The device was unveiled yesterday afternoon...

Google has made a phone for the first time. It sounds crazy given how central Google has been the smartphone revolution of the last decade with Android, but this is what Google claims is the first device designed and built by Google from the ground up.

The result is the Pixel, a smartphone that comes in two sizes, the regular model with a 5in screen and the Pixel XL which features a 5.5in screen. Despite Google's claim that this is a unique design, there is still no getting away from the fact that on first viewing it looks remarkably like an iPhone.

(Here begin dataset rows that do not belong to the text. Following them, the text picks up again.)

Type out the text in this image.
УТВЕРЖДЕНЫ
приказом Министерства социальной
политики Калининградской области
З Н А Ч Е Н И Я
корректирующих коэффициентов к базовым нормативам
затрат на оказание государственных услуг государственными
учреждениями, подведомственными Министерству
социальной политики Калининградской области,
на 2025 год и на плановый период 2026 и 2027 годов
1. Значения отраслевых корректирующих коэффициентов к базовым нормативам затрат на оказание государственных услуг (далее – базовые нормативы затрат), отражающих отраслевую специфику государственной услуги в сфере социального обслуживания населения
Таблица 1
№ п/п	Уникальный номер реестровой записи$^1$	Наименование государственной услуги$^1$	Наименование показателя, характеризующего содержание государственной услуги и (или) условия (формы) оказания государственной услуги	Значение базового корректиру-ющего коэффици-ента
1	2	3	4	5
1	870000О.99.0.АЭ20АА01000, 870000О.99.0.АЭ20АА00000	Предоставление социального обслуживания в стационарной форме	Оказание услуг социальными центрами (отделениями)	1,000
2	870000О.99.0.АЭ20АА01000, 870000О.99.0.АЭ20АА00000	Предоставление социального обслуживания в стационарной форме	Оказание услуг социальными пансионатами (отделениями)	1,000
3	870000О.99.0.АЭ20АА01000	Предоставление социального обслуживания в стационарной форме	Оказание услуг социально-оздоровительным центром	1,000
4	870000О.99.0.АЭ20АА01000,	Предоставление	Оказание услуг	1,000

The one unique design feature is the polished glass panel on the rear which is there to help make the antennas work better. For me it doesn't quite work aesthetically, and is just a bit jarring rather than adding anything to the phone's overall look. The phone comes in black and silver versions, and there will also be a limited edition blue version available in the future.

The phone is certainly a premium device, constructed from aluminium and glass and both models feel smaller than their screen sizes would suggest. For me the smaller model is the one I would choose, but for the 5.5in Pixel XL is certainly not too big for most people.

In terms of specs both are right at the cutting edge of the technology available today. Both models are powered by Snapdragon 821 quad-core chips from Qualcomm and paired with 4GB of memory. This, together with the custom build of Android, which is on the new phones ensures that performance is incredibly fast with no noticeable lag or waiting for apps to load.

The Google Pixel features the same AMOLED display technology which Samsung utilises for its Galaxy S and Note range of smartphones. The Pixel XL features a higher resolution display than the smaller model, and while you can certainly notice the difference holding them side-by-side, it is not a huge difference.

Google is also following in the footsteps of Huawei and Samsung by offering rapid charging technology, promising seven hours of use out of just a quick 15 minute charge. Like last year’s Nexus 5X and Nexus 6P, both models use the newer USB-C charging port which is now becoming commonplace among smartphones.

Both devices are available to preorder now, but only in U.S., U.K., Canada, Germany and Australia with no date for an Irish release available yet. The phones are available in 32GB and 128GB configurations which will set you back £599/£699 for the Pixel and £719/£819 for the larger Pixel XL. This puts them in the same price bracket as the latest iPhones, meaning Irish customers can expected to pay over €700 for the smaller Pixel and close to €900 for the Pixel XL when they finally go on sale in Ireland.